É que Ro Ro tocou gaita em participação (não creditada na ficha técnica) na gravação da música Nostalgia (That's what rock'n'roll is all about) (Caetano Veloso), faixa que encerra Transa (1972), o segundo álbum gravado por Caetano Veloso no exílio amargado na capital da Inglaterra. Foi o cineasta Glauber Rocha (1939 – 1981) quem indicou Ro Ro a Caetano.
♬ “... E essa tristeza que o amor me deu é a coisa mais bonita dentro do meu”
Angela Ro Ro carregava uma melancolia que nem o humor ferino conseguia dissipar. Sem essa tristeza, talvez não tivesse embebido de sensibilidade o repertório que abasteceu álbuns como Só nos resta viver (1980), Escândalo (1981), Simples carinho (1982), A vida é mesmo assim (1984) – o álbum mais coeso da artista depois do imbatível e nunca superado disco de estreia de 1979 – e Eu desatino (1985), título mais fraco da safra discográfica inicial.
Sim, ela desatinou, como assumiu já no título do sexto álbum. Tanto que, depois de 1985, nunca mais retomou o pulso inicial da discografia, acrescida eventualmente de títulos menores como Prova de amor (1988), Acertei no milênio (2000) e Selvagem (2017), último álbum de discografia pontuada por alguns registros de shows, sendo que Nosso amor ao armagedon (1993) e Angela Ro Ro ao vivo (2006) sobressaem na seara das gravações ao vivo.
Não há mesmo princípio que resista ao fim?...

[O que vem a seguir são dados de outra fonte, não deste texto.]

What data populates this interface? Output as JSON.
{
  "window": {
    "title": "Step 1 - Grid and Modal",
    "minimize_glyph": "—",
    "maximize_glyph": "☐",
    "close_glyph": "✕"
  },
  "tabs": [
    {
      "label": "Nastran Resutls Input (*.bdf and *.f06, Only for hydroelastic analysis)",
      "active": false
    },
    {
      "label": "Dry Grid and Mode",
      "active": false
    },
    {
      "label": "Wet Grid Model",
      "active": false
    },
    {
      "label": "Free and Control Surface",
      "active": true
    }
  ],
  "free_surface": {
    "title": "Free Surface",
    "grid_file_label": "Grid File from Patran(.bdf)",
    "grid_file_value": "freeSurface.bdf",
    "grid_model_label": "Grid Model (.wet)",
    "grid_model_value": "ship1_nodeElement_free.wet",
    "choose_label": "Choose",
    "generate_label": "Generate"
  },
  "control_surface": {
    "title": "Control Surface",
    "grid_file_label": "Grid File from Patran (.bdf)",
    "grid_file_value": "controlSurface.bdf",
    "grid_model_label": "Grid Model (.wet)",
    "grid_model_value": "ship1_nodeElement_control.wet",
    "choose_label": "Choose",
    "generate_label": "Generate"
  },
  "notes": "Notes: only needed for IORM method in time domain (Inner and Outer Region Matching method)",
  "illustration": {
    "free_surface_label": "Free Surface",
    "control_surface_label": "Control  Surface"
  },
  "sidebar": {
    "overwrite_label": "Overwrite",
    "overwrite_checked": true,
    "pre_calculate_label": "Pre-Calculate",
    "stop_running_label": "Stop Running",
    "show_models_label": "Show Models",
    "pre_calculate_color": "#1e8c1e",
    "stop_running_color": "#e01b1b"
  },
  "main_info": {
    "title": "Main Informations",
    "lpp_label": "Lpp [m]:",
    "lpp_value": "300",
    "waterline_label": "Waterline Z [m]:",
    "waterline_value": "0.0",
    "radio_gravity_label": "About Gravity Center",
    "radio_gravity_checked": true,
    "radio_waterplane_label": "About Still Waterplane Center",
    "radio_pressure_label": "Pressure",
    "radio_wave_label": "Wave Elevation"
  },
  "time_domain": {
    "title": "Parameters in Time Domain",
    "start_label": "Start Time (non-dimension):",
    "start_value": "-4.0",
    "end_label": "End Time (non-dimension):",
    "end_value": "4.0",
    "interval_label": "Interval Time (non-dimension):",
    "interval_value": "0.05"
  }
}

Sim, há alguns. O nome e a obra de Angela Ro Ro transcenderão a finitude do corpo da artista. Ficarão as músicas e as lembranças eternas do que as viram em cena, em clima de cabaré, em shows de voz e piano, às vezes o dela, para felicidade do espectador, pois Angela punha alma no toque do instrumento que começou a aprender na infância, mas quase sempre o do fiel escudeiro Ricardo MacCord.
A vida louca vida de Angela Ro Ro pode ter sido errante em alguns momentos, mas foi sobretudo bela. A ela, só restou vivê-la. E, a nós, resta a partir de hoje cultivar a memória de uma das grandes cantoras e compositoras da música brasileira.